25 June 2009

For corporate governance experts, and perhaps federal regulators, the biggest question is whether Mr. Jobs’s approach has led to violating laws that cover what companies must disclose to the public about the well-being of their chief executive.

On that key issue, the experts are divided. Some believe Apple did not need to disclose Mr. Jobs’s liver transplant because Mr. Jobs was on a leave of absence and had passed responsibility for the day-to-day operations of the company to the chief operating officer, Timothy Cook.

Other governance experts argue that the liver transplant now makes one of Apple’s assertions from January — that Mr. Jobs was suffering only from a hormonal imbalance — seem like a deliberate mistruth, unless Mr. Jobs’s health condition suddenly deteriorated. Of course, no one knows enough to say definitively.

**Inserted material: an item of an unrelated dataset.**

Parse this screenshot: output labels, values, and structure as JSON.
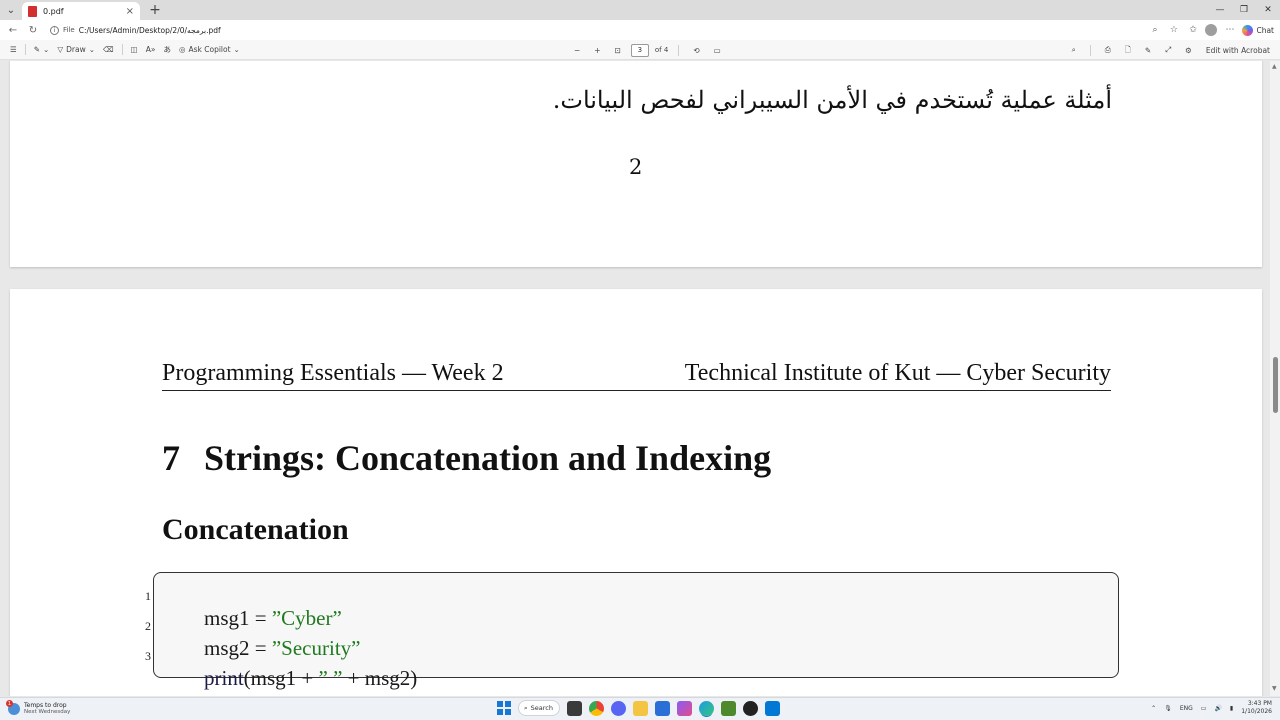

Most governance experts do seem to agree on one point: that the secrecy that adds surprise and excitement to Apple product announcements is not serving the company well in other areas.

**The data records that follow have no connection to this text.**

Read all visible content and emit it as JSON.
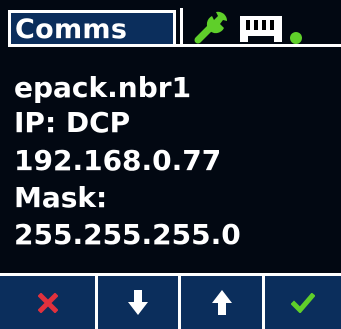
{
  "header": {
    "tab_title": "Comms",
    "icons": [
      "wrench-icon",
      "ethernet-port-icon",
      "link-status-dot"
    ]
  },
  "info": {
    "hostname": "epack.nbr1",
    "ip_mode": "IP: DCP",
    "ip_address": "192.168.0.77",
    "mask_label": "Mask:",
    "mask_value": "255.255.255.0"
  },
  "buttons": [
    {
      "name": "cancel-button",
      "icon": "x-icon"
    },
    {
      "name": "down-button",
      "icon": "arrow-down-icon"
    },
    {
      "name": "up-button",
      "icon": "arrow-up-icon"
    },
    {
      "name": "confirm-button",
      "icon": "check-icon"
    }
  ],
  "colors": {
    "panel": "#0b2e5c",
    "text": "#ffffff",
    "cancel": "#e0313d",
    "confirm": "#5fcf2a",
    "wrench": "#5fcf2a"
  }
}
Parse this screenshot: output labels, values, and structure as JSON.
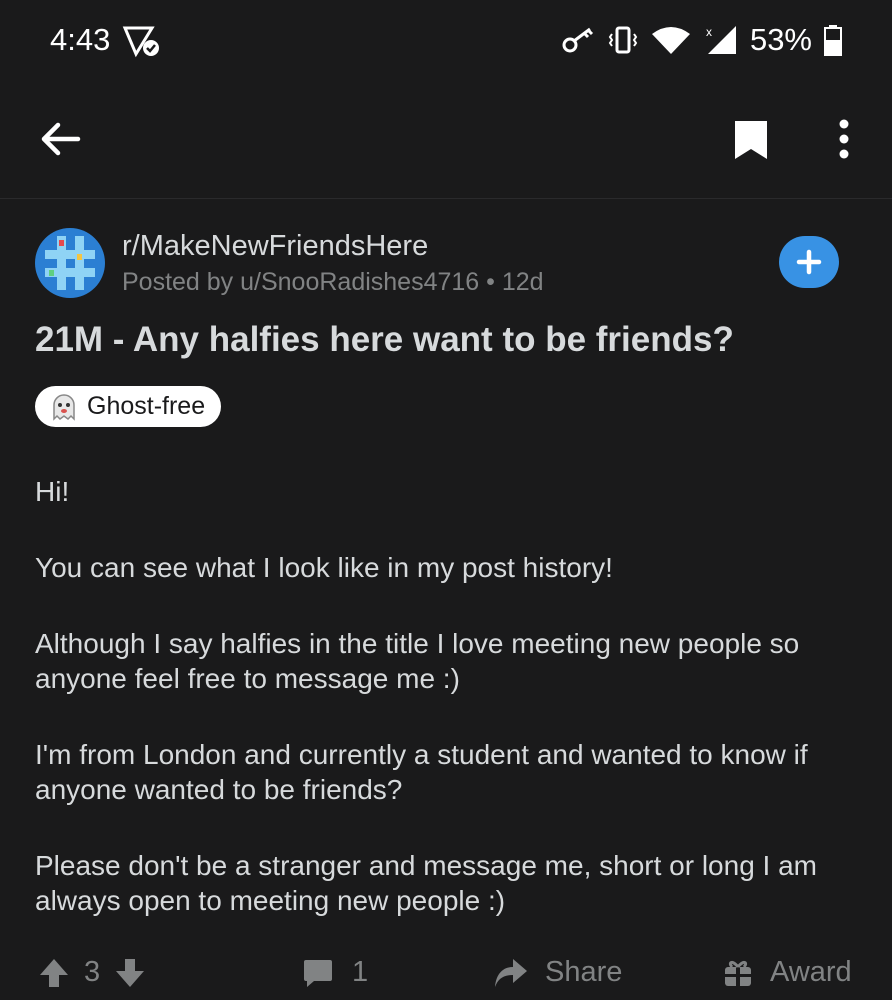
{
  "status_bar": {
    "time": "4:43",
    "battery": "53%"
  },
  "subreddit": {
    "name": "r/MakeNewFriendsHere",
    "posted_by": "Posted by u/SnooRadishes4716 • 12d"
  },
  "post": {
    "title": "21M - Any halfies here want to be friends?",
    "flair": "Ghost-free",
    "body": [
      "Hi!",
      "You can see what I look like in my post history!",
      "Although I say halfies in the title I love meeting new people so anyone feel free to message me :)",
      "I'm from London and currently a student and wanted to know if anyone wanted to be friends?",
      "Please don't be a stranger and message me, short or long I am always open to meeting new people :)"
    ]
  },
  "actions": {
    "score": "3",
    "comments": "1",
    "share_label": "Share",
    "award_label": "Award"
  },
  "colors": {
    "background": "#1a1a1b",
    "text": "#d7dadc",
    "muted": "#818384",
    "accent": "#3892e4"
  },
  "icons": [
    "back-arrow-icon",
    "bookmark-icon",
    "more-vert-icon",
    "plus-icon",
    "ghost-icon",
    "upvote-icon",
    "downvote-icon",
    "comment-icon",
    "share-icon",
    "award-icon"
  ]
}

“In this environment, where transparency is critical, the more information you give the marketplace the better,” said Charles Elson, director of the John L. Weinberg Center for Corporate Governance at the University of Delaware. “For a technology company that views itself as innovative, it’s a little odd that they are getting a reputation for lack of transparency.”

Apple’s stock dropped $2.11 to $137.37 on Monday amid a larger market sell-off. And the company did, in fact, have something to reveal: it said it had sold a million units of its new iPhone 3G S over the weekend, well above analysts’ forecasts.

via Apple’s Management Obsessed With Secrecy - NYTimes.com.

I wonder if there’s a way for Apple to manage its message of product surprise without clamping down so strongly on even the slightest leaks.  It may have the benefit of improving speculation and excitement about products, but it also seems to make the work environment stricter and harsher that the CIA.  But the strongest argument is that it must provide accurate financial and governance information to investors.